恒例の幕間映像は、「ノンフィクショニング」と題した密着ドキュメンタリー風の作品。15周年を記念した楽曲を制作する宮野に密着する、という内容で、バンドメンバーや髙木俊、作家やスタッフが出演。星野源、福士蒼汰、南海キャンディーズ・山里亮太といった交流の深い著名人からの祝福メッセージも織り交ぜた豪華な内容に、客席からも歓声と拍手、そして大きな笑いが巻き起こる。苦悩の後に15周年の1と5をイチゴになぞらえて完成したのは、「ICHIGO〜甘くて Chu♡ぱいぜ〜」という新曲。イチゴの被り物をした宮野がダンスするコミカルな歌唱映像で幕間映像が締め括られる。そして、イチゴがあしらわれた赤いロングジャケットを身に着けた宮野がステージに再び登場。サビ部分のダンスをレクチャーし、会場が一体となってそのキュートなパフォーマンスとダンスを楽しんだ。
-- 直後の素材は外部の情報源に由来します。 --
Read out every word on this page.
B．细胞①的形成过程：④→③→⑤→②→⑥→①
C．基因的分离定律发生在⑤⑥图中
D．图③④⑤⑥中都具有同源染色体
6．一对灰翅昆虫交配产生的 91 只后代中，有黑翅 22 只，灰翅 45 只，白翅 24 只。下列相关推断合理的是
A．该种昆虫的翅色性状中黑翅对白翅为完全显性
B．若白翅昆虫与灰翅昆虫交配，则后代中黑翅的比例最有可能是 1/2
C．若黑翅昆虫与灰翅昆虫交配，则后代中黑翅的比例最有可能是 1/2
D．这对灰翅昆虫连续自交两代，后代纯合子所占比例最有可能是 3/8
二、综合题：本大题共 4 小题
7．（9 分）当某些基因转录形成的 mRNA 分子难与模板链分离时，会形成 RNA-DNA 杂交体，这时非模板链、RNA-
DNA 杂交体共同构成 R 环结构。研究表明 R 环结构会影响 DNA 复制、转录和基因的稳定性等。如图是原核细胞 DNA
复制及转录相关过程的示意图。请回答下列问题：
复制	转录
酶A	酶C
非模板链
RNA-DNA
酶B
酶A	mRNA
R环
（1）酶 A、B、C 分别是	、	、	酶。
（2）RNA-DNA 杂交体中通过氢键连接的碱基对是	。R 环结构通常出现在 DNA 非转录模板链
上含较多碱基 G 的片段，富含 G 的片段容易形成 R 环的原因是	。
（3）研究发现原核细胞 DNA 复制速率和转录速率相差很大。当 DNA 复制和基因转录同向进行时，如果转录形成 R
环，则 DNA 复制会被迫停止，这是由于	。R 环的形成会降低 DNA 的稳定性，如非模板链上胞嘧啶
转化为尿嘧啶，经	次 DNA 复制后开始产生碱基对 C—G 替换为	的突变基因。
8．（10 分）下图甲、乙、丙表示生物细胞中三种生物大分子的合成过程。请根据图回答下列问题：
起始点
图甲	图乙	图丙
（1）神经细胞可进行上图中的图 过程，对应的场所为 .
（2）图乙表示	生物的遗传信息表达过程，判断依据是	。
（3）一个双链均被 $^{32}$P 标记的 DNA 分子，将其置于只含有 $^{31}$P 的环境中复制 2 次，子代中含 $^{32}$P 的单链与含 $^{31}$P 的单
鮮烈なドラムソロの後、衣装チェンジした宮野が再登場し「愛の詩〜Ulysses の宴〜」へ。椅子を使ったセクシーなダンスで空気を一変させ、会場が沸き立つ。続いてのリミックスメドレーでは、重低音とエッジの効いたサウンドに合わせた「FIRE」、音とダンスのシンクロがクールな「Now and Forever」、「Butterfly」では優しい笑顔を見せ、ダンサーとのコンビネーションが力強い「Space Travellers」、大人のしなやかな色気で魅せた「EGOISTIC」と、次々に多彩な表現を繰り出していった。バンド、ダンサー、照明、映像といったすべての要素が絡み合い、宮野自身の高い芸術性と表現力が最大限に引き出されたメドレーとなった。